About two hours into the hike, a man looking like a shepherd approached the group and shot at Aseman.
“I shouted and ran towards Aseman and requested the man not to fire,” Sahba told Afghan news agency Khaama. “The gunman did not care, and shot four bullets in Aseman’s chest.”
The shots were fatal: sobbing, Sahba took Aseman in her arms and began to run towards the car.
But then the gunman, who had been joined by several other men, fired another shot, and demanded she put the dog down and leave her body with them. As a woman, he told Sahba, she had no right to keep a dog.
The family had no choice but to leave Aseman with the men, and flee. They don’t know who the men were, or why they were targeted. Reporting it to the police, Sahba said, would be pointless.
“I knew nothing will happen,” she told Khaama. “Dozens of human beings are killed every day in the country and no one feels responsibility.”
The attack has left the entire family shocked, Setayesh said.
“We were really scared. I have never been to such kind of situation before – that was a terrifying memory for all of us.”

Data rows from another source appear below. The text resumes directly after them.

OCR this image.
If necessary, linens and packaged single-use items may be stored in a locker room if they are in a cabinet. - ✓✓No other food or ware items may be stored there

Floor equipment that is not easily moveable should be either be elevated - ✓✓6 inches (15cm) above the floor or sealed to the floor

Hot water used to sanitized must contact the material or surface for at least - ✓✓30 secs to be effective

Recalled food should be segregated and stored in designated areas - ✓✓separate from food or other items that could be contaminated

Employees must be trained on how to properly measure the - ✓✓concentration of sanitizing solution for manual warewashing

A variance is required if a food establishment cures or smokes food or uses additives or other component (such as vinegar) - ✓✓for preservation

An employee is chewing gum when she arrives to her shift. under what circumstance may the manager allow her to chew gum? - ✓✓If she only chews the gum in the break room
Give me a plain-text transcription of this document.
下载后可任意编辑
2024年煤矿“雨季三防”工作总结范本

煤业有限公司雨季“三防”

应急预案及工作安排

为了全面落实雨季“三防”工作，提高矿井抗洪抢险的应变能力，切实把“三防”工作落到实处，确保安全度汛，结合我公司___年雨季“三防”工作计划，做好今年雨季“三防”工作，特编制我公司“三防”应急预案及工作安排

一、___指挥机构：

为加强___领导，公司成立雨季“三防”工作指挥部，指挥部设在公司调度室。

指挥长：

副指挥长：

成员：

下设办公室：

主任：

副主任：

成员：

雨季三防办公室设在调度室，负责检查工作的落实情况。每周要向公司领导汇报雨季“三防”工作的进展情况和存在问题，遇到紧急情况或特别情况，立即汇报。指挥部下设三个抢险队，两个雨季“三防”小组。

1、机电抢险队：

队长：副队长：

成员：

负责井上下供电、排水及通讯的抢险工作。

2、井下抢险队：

But it has left an especially deep wound in Sahba, who decided to shut down her sports clubs – a huge loss for her community – and look into moving across the border, into neighbouring Iran, where she hopes she will be safer.
“Aseman was just like Sabha’s daughter,” Setayesh explained.
Sahba, meanwhile, is trying to pick herself up as she grieves the loss.
“The day that I brought Aseman, I googled that how many years a dog can live and realised every dog can live about 14 years and even more,” she said. “I got upset when I knew Aseman can live just for 14 years with me.
“I have never thought that my sweetie Aseman would live just for seven months and then be killed.”